MSD sinks $4bn upfront into ADC pact with Daiichi Sankyo
Daiichi Sankyo’s antibody-drug conjugate (ADC) franchise has generated another massive licensing deal, this time from MSD, which is paying $4 billion upfront for rights to three cancer candidates in a deal that could be worth up to $22 billion.
The agreement includes another $1.5 billion in spaced payments over the next two years, plus $16.5 billion in potential milestones, and gives MSD rights to HER3-targeting patritumab deruxtecan, B7-H3-directed ifinatamab deruxtecan, and raludotatug deruxtecan, which binds to CDH6.
For MSD – known as Merck & Co in the US and Canada – the deal bolts on three drug candidates that could help offset the hit to revenues that the company is facing when its $20 billion-a-year cancer immunotherapy Keytruda (pembrolizumab) starts to lose patent protection in 2028.
All three are vying to be the first in their class. Patritumab deruxtecan (HER3-DXd), which generated promising phase 2 data last month, is due to be filed for EGFR-mutated non-small cell lung cancer (NSCLC) before the end of next year based on response data seen in the HERTHENA-Lung01 study and has breakthrough status from the FDA.
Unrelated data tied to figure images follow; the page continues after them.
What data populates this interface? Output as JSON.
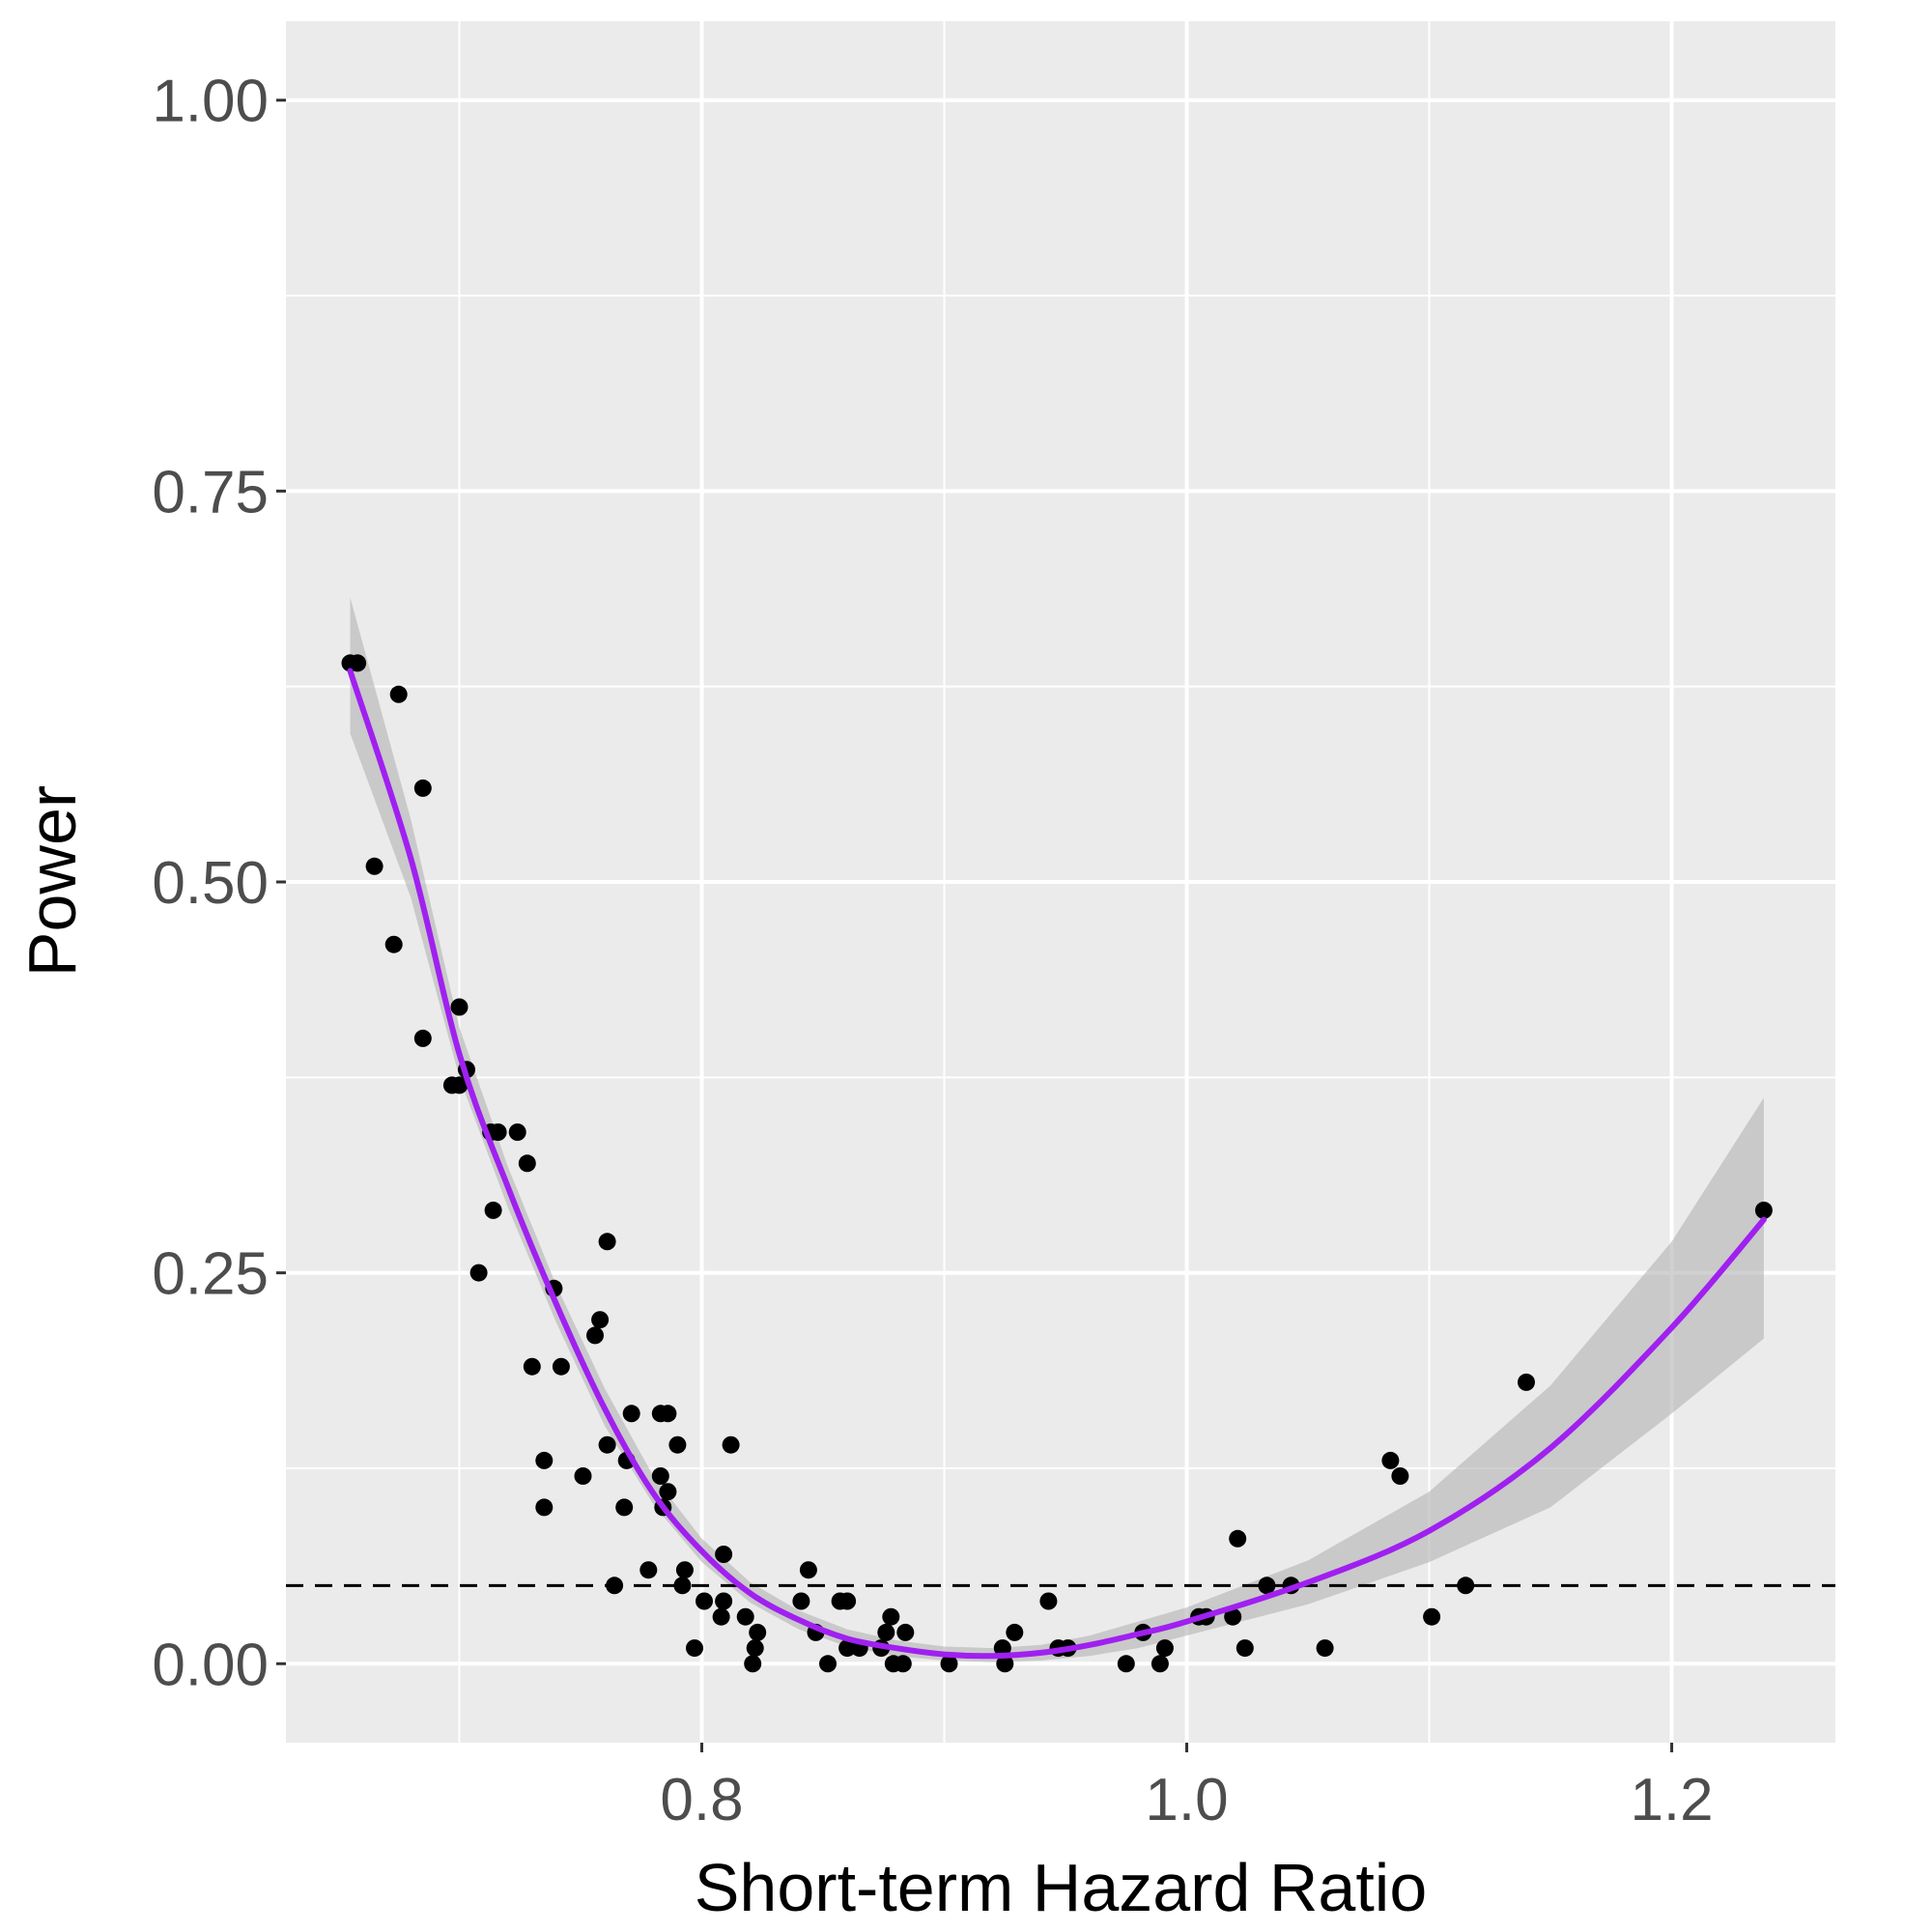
{
  "chart_data": {
    "type": "scatter",
    "title": "",
    "xlabel": "Short-term Hazard Ratio",
    "ylabel": "Power",
    "xlim": [
      0.6285,
      1.2675
    ],
    "ylim": [
      -0.0505,
      1.0505
    ],
    "x_ticks": [
      0.8,
      1.0,
      1.2
    ],
    "x_tick_labels": [
      "0.8",
      "1.0",
      "1.2"
    ],
    "y_ticks": [
      0.0,
      0.25,
      0.5,
      0.75,
      1.0
    ],
    "y_tick_labels": [
      "0.00",
      "0.25",
      "0.50",
      "0.75",
      "1.00"
    ],
    "grid": true,
    "legend": "none",
    "reference_line": {
      "y": 0.05,
      "style": "dashed",
      "color": "#000000"
    },
    "colors": {
      "panel_background": "#ebebeb",
      "grid": "#ffffff",
      "points": "#000000",
      "fit_line": "#a020f0",
      "confidence_band": "#b3b3b3",
      "tick_label": "#4d4d4d",
      "axis_title": "#000000"
    },
    "points": [
      {
        "x": 0.655,
        "y": 0.64
      },
      {
        "x": 0.658,
        "y": 0.64
      },
      {
        "x": 0.675,
        "y": 0.62
      },
      {
        "x": 0.685,
        "y": 0.56
      },
      {
        "x": 0.665,
        "y": 0.51
      },
      {
        "x": 0.673,
        "y": 0.46
      },
      {
        "x": 0.7,
        "y": 0.42
      },
      {
        "x": 0.685,
        "y": 0.4
      },
      {
        "x": 0.697,
        "y": 0.37
      },
      {
        "x": 0.7,
        "y": 0.37
      },
      {
        "x": 0.703,
        "y": 0.38
      },
      {
        "x": 0.713,
        "y": 0.34
      },
      {
        "x": 0.716,
        "y": 0.34
      },
      {
        "x": 0.724,
        "y": 0.34
      },
      {
        "x": 0.728,
        "y": 0.32
      },
      {
        "x": 0.714,
        "y": 0.29
      },
      {
        "x": 0.708,
        "y": 0.25
      },
      {
        "x": 0.761,
        "y": 0.27
      },
      {
        "x": 0.739,
        "y": 0.24
      },
      {
        "x": 0.758,
        "y": 0.22
      },
      {
        "x": 0.756,
        "y": 0.21
      },
      {
        "x": 0.73,
        "y": 0.19
      },
      {
        "x": 0.742,
        "y": 0.19
      },
      {
        "x": 0.771,
        "y": 0.16
      },
      {
        "x": 0.783,
        "y": 0.16
      },
      {
        "x": 0.786,
        "y": 0.16
      },
      {
        "x": 0.761,
        "y": 0.14
      },
      {
        "x": 0.79,
        "y": 0.14
      },
      {
        "x": 0.812,
        "y": 0.14
      },
      {
        "x": 0.735,
        "y": 0.13
      },
      {
        "x": 0.769,
        "y": 0.13
      },
      {
        "x": 0.751,
        "y": 0.12
      },
      {
        "x": 0.783,
        "y": 0.12
      },
      {
        "x": 0.786,
        "y": 0.11
      },
      {
        "x": 0.735,
        "y": 0.1
      },
      {
        "x": 0.768,
        "y": 0.1
      },
      {
        "x": 0.784,
        "y": 0.1
      },
      {
        "x": 0.809,
        "y": 0.07
      },
      {
        "x": 0.778,
        "y": 0.06
      },
      {
        "x": 0.793,
        "y": 0.06
      },
      {
        "x": 0.844,
        "y": 0.06
      },
      {
        "x": 0.764,
        "y": 0.05
      },
      {
        "x": 0.792,
        "y": 0.05
      },
      {
        "x": 0.801,
        "y": 0.04
      },
      {
        "x": 0.809,
        "y": 0.04
      },
      {
        "x": 0.841,
        "y": 0.04
      },
      {
        "x": 0.857,
        "y": 0.04
      },
      {
        "x": 0.86,
        "y": 0.04
      },
      {
        "x": 0.808,
        "y": 0.03
      },
      {
        "x": 0.818,
        "y": 0.03
      },
      {
        "x": 0.878,
        "y": 0.03
      },
      {
        "x": 0.823,
        "y": 0.02
      },
      {
        "x": 0.847,
        "y": 0.02
      },
      {
        "x": 0.876,
        "y": 0.02
      },
      {
        "x": 0.884,
        "y": 0.02
      },
      {
        "x": 0.797,
        "y": 0.01
      },
      {
        "x": 0.822,
        "y": 0.01
      },
      {
        "x": 0.86,
        "y": 0.01
      },
      {
        "x": 0.865,
        "y": 0.01
      },
      {
        "x": 0.874,
        "y": 0.01
      },
      {
        "x": 0.821,
        "y": 0.0
      },
      {
        "x": 0.852,
        "y": 0.0
      },
      {
        "x": 0.879,
        "y": 0.0
      },
      {
        "x": 0.883,
        "y": 0.0
      },
      {
        "x": 0.902,
        "y": 0.0
      },
      {
        "x": 0.924,
        "y": 0.01
      },
      {
        "x": 0.925,
        "y": 0.0
      },
      {
        "x": 0.929,
        "y": 0.02
      },
      {
        "x": 0.943,
        "y": 0.04
      },
      {
        "x": 0.947,
        "y": 0.01
      },
      {
        "x": 0.951,
        "y": 0.01
      },
      {
        "x": 0.975,
        "y": 0.0
      },
      {
        "x": 0.982,
        "y": 0.02
      },
      {
        "x": 0.989,
        "y": 0.0
      },
      {
        "x": 0.991,
        "y": 0.01
      },
      {
        "x": 1.005,
        "y": 0.03
      },
      {
        "x": 1.008,
        "y": 0.03
      },
      {
        "x": 1.019,
        "y": 0.03
      },
      {
        "x": 1.021,
        "y": 0.08
      },
      {
        "x": 1.024,
        "y": 0.01
      },
      {
        "x": 1.033,
        "y": 0.05
      },
      {
        "x": 1.043,
        "y": 0.05
      },
      {
        "x": 1.057,
        "y": 0.01
      },
      {
        "x": 1.084,
        "y": 0.13
      },
      {
        "x": 1.088,
        "y": 0.12
      },
      {
        "x": 1.101,
        "y": 0.03
      },
      {
        "x": 1.115,
        "y": 0.05
      },
      {
        "x": 1.14,
        "y": 0.18
      },
      {
        "x": 1.238,
        "y": 0.29
      }
    ],
    "fit": {
      "x": [
        0.655,
        0.68,
        0.7,
        0.72,
        0.74,
        0.76,
        0.78,
        0.8,
        0.82,
        0.84,
        0.86,
        0.88,
        0.9,
        0.92,
        0.94,
        0.96,
        0.98,
        1.0,
        1.05,
        1.1,
        1.15,
        1.2,
        1.238
      ],
      "y": [
        0.635,
        0.515,
        0.39,
        0.305,
        0.23,
        0.163,
        0.109,
        0.072,
        0.045,
        0.028,
        0.016,
        0.01,
        0.006,
        0.005,
        0.007,
        0.012,
        0.019,
        0.027,
        0.052,
        0.085,
        0.138,
        0.215,
        0.284
      ],
      "lower": [
        0.595,
        0.49,
        0.375,
        0.292,
        0.218,
        0.152,
        0.102,
        0.065,
        0.039,
        0.022,
        0.011,
        0.005,
        0.002,
        0.001,
        0.002,
        0.005,
        0.01,
        0.018,
        0.038,
        0.065,
        0.1,
        0.16,
        0.208
      ],
      "upper": [
        0.682,
        0.54,
        0.407,
        0.318,
        0.242,
        0.176,
        0.12,
        0.08,
        0.052,
        0.034,
        0.022,
        0.015,
        0.011,
        0.01,
        0.012,
        0.018,
        0.027,
        0.036,
        0.066,
        0.11,
        0.178,
        0.27,
        0.362
      ]
    }
  }
}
HER3 is expressed in more than 80% of EGFR-mutant NSCLC, and overexpression is associated with poor outcomes, but no HER3-targeted drugs have been approved to date.
Ifinatamab deruxtecan (I-DXd), meanwhile, is in mid-stage testing in previously treated extensive-stage small cell lung cancer (SCLC), with phase 1/2 results showing signs of activity, while raludotatug deruxtecan (R-DXd) is in first-in-human testing and is being developed initially for ovarian cancer.
The deal will invite immediate comparisons with Daiichi Sankyo’s alliance with AstraZeneca on HER2-targeting ADC Enhertu (trastuzumab deruxtecan), already approved for multiple cancers, including breast cancer, and TROP2-targeting datopotamab deruxtecan (Dato-DXd).
Those agreements had top-line values of $6.9 billion and $6 billion, respectively, and $2.3 billion in upfront and early payments, and the sums involved across the AZ and MSD deals are an endorsement of Daiichi Sankyo’s DXd ADC technology.
The deal leaves Daiichi Sankyo with one unpartnered clinical-stage DXd programme, namely DS-3939, a TA-MUC1-directed ADC that started trials last month in advanced solid tumours, including NSCLC, breast, urothelial, ovarian, biliary tract, and pancreatic cancers.
MSD's chief executive, Robert Davis, said the agreement will help the company “augment and diversify our oncology pipeline, while building on our immuno-oncology foundation.”
His counterpart at Daiichi Sankyo, Sunao Manabe, said the deal would accelerate the delivery of the ADCs to patients and continues his company’s “transformation into a global oncology leader.”
At one point, MSD was linked to a possible takeover of US ADC specialist Seagen, which eventually agreed to be acquired by Pfizer for $43 billion.